There are a few ways to ensure the longevity of your Ryobi battery, and one of the most important things is not to leave it at no charge when putting it into storage. If you're not going to be using your battery for a while, you'll want to get it up to 50% charge and then unplug it, according to Ryobi. Leaving it on the charger or the tool could deplete its charge over time, and you won't want that when you're ready to use it again. You'll also want to take caution about leaving it in a place that's too hot or too cold. Ryobi recommends a cool, dry place that's no warmer than 100 degrees. This is in line with common recommendations you see when storing lithium-ion batteries, with the main thing to avoid being extreme temperatures.
How to get a replacement battery
There are a few signs of a failing battery, and sometimes, it's out of your control. Luckily, you have several ways to grab a replacement. The simplest option would be to buy another from Ryobi, but you can get one for free if you're still within your warranty. Ryobi power tools and their batteries are typically protected by a three-year warranty, so you can always grab a replacement if you fall within that timeframe.
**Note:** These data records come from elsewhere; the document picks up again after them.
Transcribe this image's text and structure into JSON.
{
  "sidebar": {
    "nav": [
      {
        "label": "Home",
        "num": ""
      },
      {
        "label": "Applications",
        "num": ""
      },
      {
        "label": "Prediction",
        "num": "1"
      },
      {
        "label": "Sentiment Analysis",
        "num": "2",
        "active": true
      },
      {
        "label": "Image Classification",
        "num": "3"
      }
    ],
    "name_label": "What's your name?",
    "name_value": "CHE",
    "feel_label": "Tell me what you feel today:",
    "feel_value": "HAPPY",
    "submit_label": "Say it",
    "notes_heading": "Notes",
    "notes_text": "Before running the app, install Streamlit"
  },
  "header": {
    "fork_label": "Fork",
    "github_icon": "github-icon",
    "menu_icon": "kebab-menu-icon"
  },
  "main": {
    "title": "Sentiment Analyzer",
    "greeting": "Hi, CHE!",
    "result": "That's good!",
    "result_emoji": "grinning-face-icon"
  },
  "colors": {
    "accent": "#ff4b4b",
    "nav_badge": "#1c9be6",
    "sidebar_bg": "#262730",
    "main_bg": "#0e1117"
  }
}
You can contact Ryobi through their online chat feature or call the support number for your replacement battery.
A typical lithium-ion battery lasts around three years if you're using it daily — a time frame that could put it within the Ryobi warranty. If you're not using your battery every day, then your mileage will vary. You can probably get more out of the battery with limited uses, considering each charge cycle depletes the battery over time. The downside is that if your battery finally dies years down the line, there's a good chance the warranty won't cover it. Old batteries should always be safely recycled, so make sure to look for a place you can do that when the time comes.